Big developers often craft neighborhoods with homes that look a lot alike. Christman, however, said individuality is key to his plans for Hunt Avenue. He owns seven properties on the block and said he’s interested in acquiring more.

Christman said each of the homes he builds will look different from the others. As part of that effort, he’s asking a friend’s 8-year-old daughter to choose the roof colors.

This vacant house and others like it along Hunt Avenue will soon be demolished

This vacant house on Hunt Avenue will soon be demolished. The next-door neighbor said the home has been vacant since the owner died almost two years ago. Across the street, houses and buildings have already been razed.

Although the existing houses on Hunt Avenue are old, they have a quirky charm. Some still manage to catch the eye with their pastel siding and tiny proportions.

“I don’t think you can build a house that small anymore (in Columbia),” Amick said.

Christman doesn’t plan to try. He said his homes would have two or three bedrooms.

Lots along Hunt are zoned R-1 for single-family residences. A developer wanting to build anything else would have to persuade the City Council to rezone the property.
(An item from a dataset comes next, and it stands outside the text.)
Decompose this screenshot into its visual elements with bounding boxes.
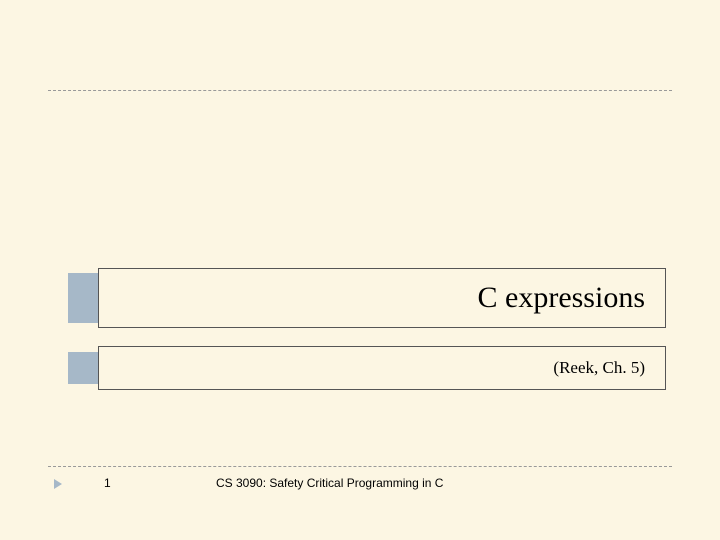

Christman said he doesn’t have solid details about the houses he’ll build, except that they’ll be energy efficient. Although his plans are still in the early stages, he would like the houses to run mostly on electricity.

The idea of energy efficiency clicked in his head when friends were commiserating over utility bills as high as $300 or $400, which totaled more than half their rent. He wants Hunt Avenue to become an efficient little community.

He said he is working with the city on details and is considering installing solar panels on the houses.

“I want someone to be proud to live there,” he said.